Cimg0989_320 内部統制報告制度も評価日を迎え(3月決算会社)、「経営者評価」という、もっとも「J-SOXと法的責任」に関連する重要な時期となりました。この時期に、(社外取締役ネットワーク関西勉強会でご一緒させていただいている)著者の方から頂戴した新刊書が「内部統制の本質と法的責任~内部統制新時代における役員の責務~」(コンプライアンス研究会編著 財団法人経済産業調査会 3,200円税別)です。初版発行日である4月1日を超えても、まだネット上で販売されていないようですので、私が撮影した写メで失礼いたします。
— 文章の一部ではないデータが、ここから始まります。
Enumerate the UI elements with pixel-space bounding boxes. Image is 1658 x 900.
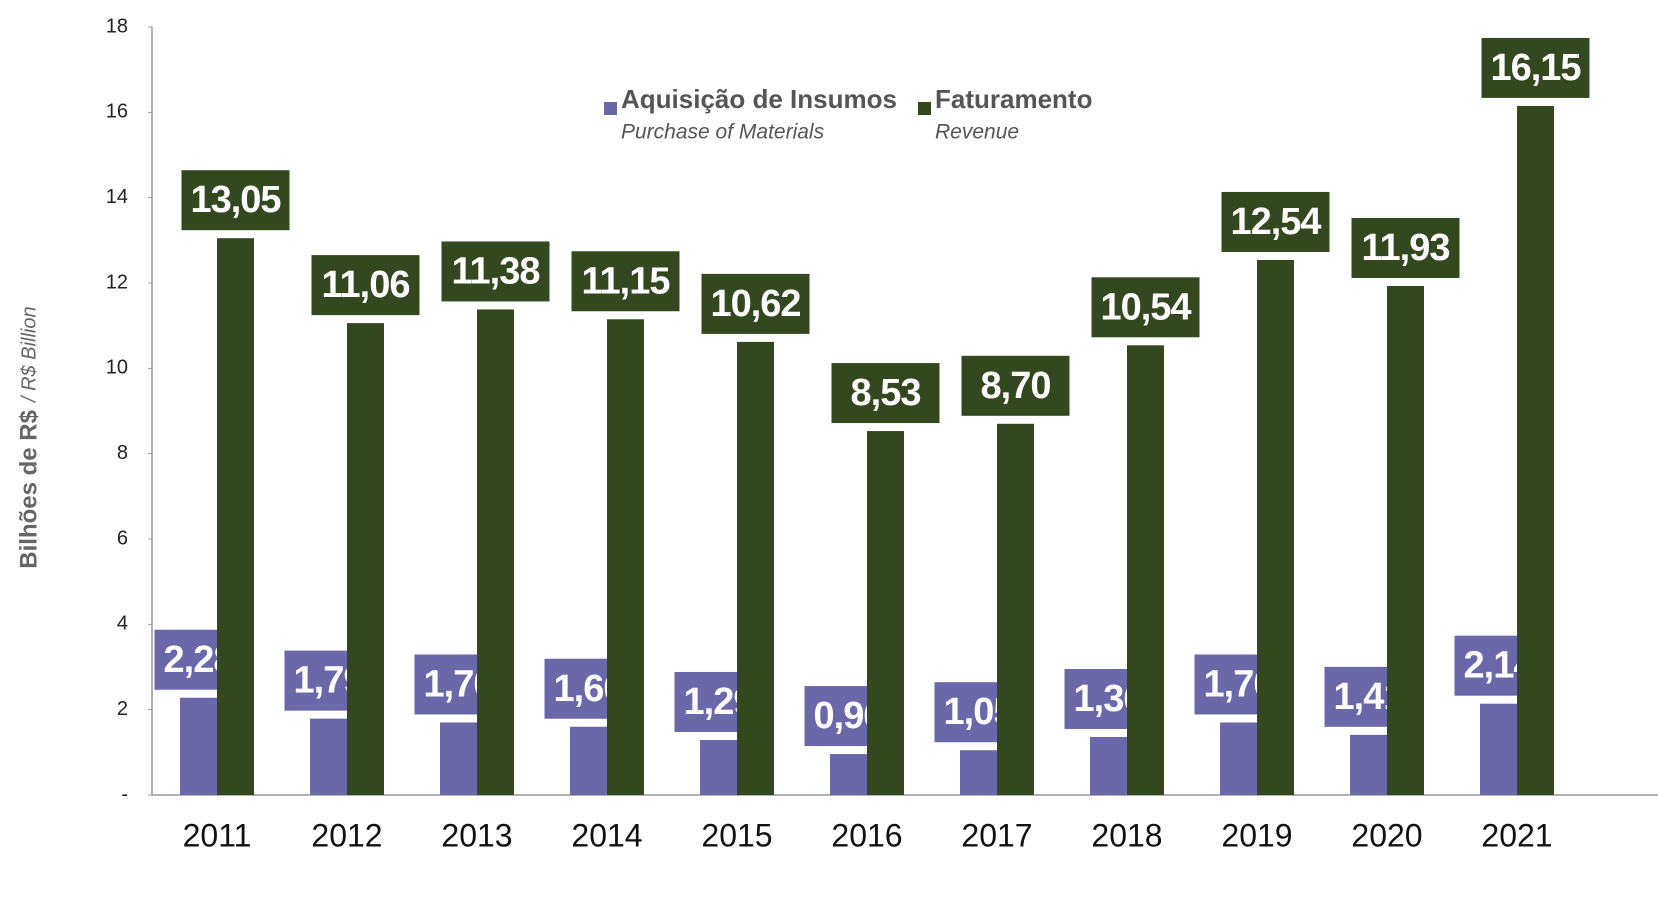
- value-label: 11,38: [452, 250, 540, 292]
- value-label-box: [701, 273, 810, 334]
- x-tick-label: 2014: [571, 817, 642, 853]
- value-label-box: [1351, 217, 1460, 278]
- x-tick-label: 2012: [311, 817, 382, 853]
- bar: [347, 323, 384, 795]
- bar: [830, 754, 867, 795]
- legend-swatch: [604, 102, 617, 115]
- bar: [1127, 345, 1164, 795]
- bar: [1387, 285, 1424, 795]
- y-tick-label: 2: [117, 698, 128, 720]
- x-tick-label: 2019: [1221, 817, 1292, 853]
- x-tick-label: 2013: [441, 817, 512, 853]
- y-tick-label: 10: [106, 357, 128, 379]
- bar: [1480, 703, 1517, 795]
- y-tick-label: 12: [106, 271, 128, 293]
- bar: [570, 726, 607, 795]
- value-label: 10,62: [710, 283, 800, 325]
- legend-sub: Revenue: [935, 121, 1019, 144]
- x-tick-label: 2017: [961, 817, 1032, 853]
- bar: [960, 750, 997, 795]
- bar: [997, 423, 1034, 795]
- bar: [180, 697, 217, 795]
- bar: [1350, 734, 1387, 795]
- value-label-box: [571, 251, 680, 312]
- value-label: 16,15: [1490, 47, 1581, 89]
- value-label: 12,54: [1230, 201, 1321, 243]
- value-label: 8,70: [981, 365, 1051, 407]
- value-label-box: [961, 355, 1070, 416]
- value-label-box: [181, 170, 290, 231]
- y-tick-label: 18: [106, 15, 128, 37]
- bar: [310, 718, 347, 795]
- x-tick-label: 2015: [701, 817, 772, 853]
- bar: [440, 722, 477, 795]
- value-label-box: [831, 363, 940, 424]
- value-label-box: [1091, 277, 1200, 338]
- legend-swatch: [918, 102, 931, 115]
- bar: [1517, 105, 1554, 795]
- bar: [700, 739, 737, 795]
- legend-label: Faturamento: [935, 84, 1092, 114]
- y-label: Bilhões de R$: [15, 409, 42, 568]
- value-label: 11,06: [322, 264, 410, 306]
- bar: [737, 341, 774, 795]
- x-tick-label: 2011: [183, 817, 252, 853]
- y-tick-label: -: [121, 783, 128, 805]
- value-label-box: [311, 255, 420, 316]
- x-tick-label: 2021: [1481, 817, 1552, 853]
- x-tick-label: 2018: [1091, 817, 1162, 853]
- legend-label: Aquisição de Insumos: [621, 84, 897, 114]
- bar: [1220, 722, 1257, 795]
- bar: [1257, 259, 1294, 796]
- bar: [867, 431, 904, 795]
- value-label-box: [1481, 37, 1590, 98]
- bar: [1090, 736, 1127, 795]
- value-label-box: [441, 241, 550, 302]
- bar: [607, 319, 644, 795]
- y-tick-label: 6: [117, 527, 128, 549]
- bar: [217, 238, 254, 795]
- y-axis-title: Bilhões de R$ / R$ Billion: [15, 306, 42, 568]
- y-tick-label: 16: [106, 101, 128, 123]
- y-label-en: / R$ Billion: [18, 306, 40, 404]
- value-label: 10,54: [1100, 286, 1191, 328]
- bar: [477, 309, 514, 795]
- y-tick-label: 14: [106, 186, 128, 208]
- x-tick-label: 2020: [1351, 817, 1422, 853]
- x-tick-label: 2016: [831, 817, 902, 853]
- y-tick-label: 8: [117, 442, 128, 464]
- value-label: 11,93: [1362, 227, 1450, 269]
- y-tick-label: 4: [117, 613, 128, 635]
- value-label: 11,15: [582, 260, 671, 302]
- value-label-box: [1221, 191, 1330, 252]
- value-label: 8,53: [851, 372, 921, 414]
- legend-sub: Purchase of Materials: [621, 121, 825, 144]
- value-label: 13,05: [190, 179, 281, 221]
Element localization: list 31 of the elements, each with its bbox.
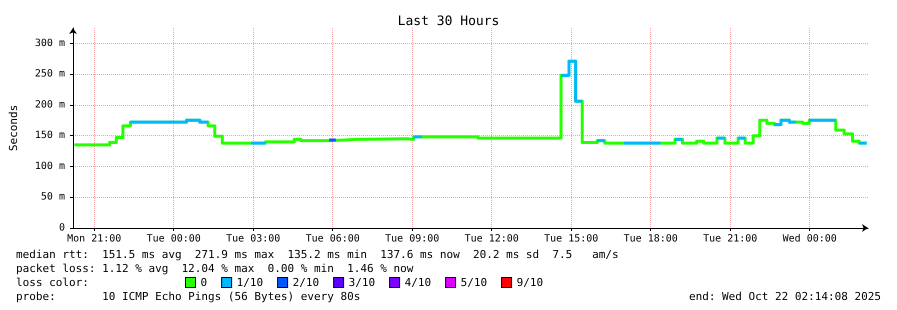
x-tick-label: Tue 15:00 [544,234,598,244]
x-tick-label: Tue 12:00 [464,234,519,244]
legend-label: 3/10 [348,276,376,289]
legend-label: 9/10 [516,276,544,289]
x-tick-label: Tue 21:00 [703,234,758,244]
text: packet loss: 1.12 % avg 12.04 % max 0.00 % min 1.46 % now [16,262,414,275]
x-tick-label: Tue 18:00 [624,234,678,244]
text: median rtt: 151.5 ms avg 271.9 ms max 135.2 ms min 137.6 ms now 20.2 ms sd 7.5 am/s [16,248,619,261]
y-tick-label: 0 [58,222,65,234]
legend-title: loss color: [16,276,89,289]
x-tick-label: Tue 00:00 [146,234,201,244]
x-tick-label: Tue 06:00 [306,234,360,244]
legend-label: 5/10 [460,276,488,289]
legend-label: 1/10 [236,276,264,289]
y-tick-label: 200 m [34,99,65,110]
x-tick-label: Wed 00:00 [782,234,837,244]
y-axis-title: Seconds [7,104,20,152]
text: end: Wed Oct 22 02:14:08 2025 [688,290,882,303]
x-tick-label: Tue 03:00 [226,234,280,244]
y-tick-label: 300 m [34,38,65,49]
chart-title: Last 30 Hours [398,14,500,29]
legend-label: 4/10 [404,276,432,289]
y-tick-label: 250 m [34,68,65,80]
legend-label: 2/10 [292,276,320,289]
x-tick-label: Mon 21:00 [67,234,122,244]
legend-label: 0 [200,276,208,289]
y-tick-label: 100 m [34,160,65,172]
text: probe: 10 ICMP Echo Pings (56 Bytes) every 80s [16,290,360,303]
y-tick-label: 150 m [34,130,65,142]
y-tick-label: 50 m [40,192,65,203]
x-tick-label: Tue 09:00 [385,234,440,244]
冒頭10ページほど河本一郎先生の「推薦のことば」が掲載されておりますが、関西の弁護士を中心として、大学教授、トーマツ代表社員、元RCC執行役員、証券取引所関係者、企業実務家等の方が参加した3年にわたる研究会の成果として出版されたものであります。この本の特徴は、なんといっても企業会計審議会意見書で用いられている「内部統制」の概念の内容を明らかにして、これを中心にすえて法的責任を論じているところであります。たとえば、「第二章においては、「基準」が掲げている①業務の有効性と効率性、②財務報告の信頼性、③事業活動に関わる法令等の遵守、④資産の保全それぞれについて、会社法上の制度との関連でどのように理解されるべきかを検討している」(河本一郎先生の推薦のことばより)とのことで、実際に読ませていただきましたが、たしかに今後の内部統制報告書が提出される時代における裁判で使えそうな内容になっております。また後半167ページあたりでは、「内部統制システムの不構築と経営上の裁量」など、最新の日本技術システム損害賠償事件をとりあげて解説がなされていたり、内部統制システムの構築と企業の責任(両罰規定)、「証券取引所と内部統制システム」など、きわめて企業実務的に有益な内容が豊富です。単にこれまでの学者さんや実務家による成果をまとめて整理したものではなく、研究会会員の自説を積極的に展開して、(おそらく読まれる方も賛否あろうかと思いますが)、今後の裁判実務等への問題提起を多分に含む点においてたいへん興味深く読ませていただきました。

何度かとりあげました日本システム技術損害賠償事件(この本の中では、事例の紹介と判例解説もなされています)といい、先日の貴乃花名誉棄損事件新潮社裁判の事例といい、内部統制構築義務違反が代表取締役の「重過失」を構成する(会社法429条1項)、といった事例が出てきており、これに加えてもうすぐ「内部統制報告書」が提出され、企業には内部統制の整備・運用評価を文書化したものが埋蔵されており、裁判で活用されるかもしれない、という時代が到来します。財務報告の信頼性確保のための「内部統制」を中心にすえて法的論点を考察する、という取組についてご関心のある方には、お勧めの一冊であります。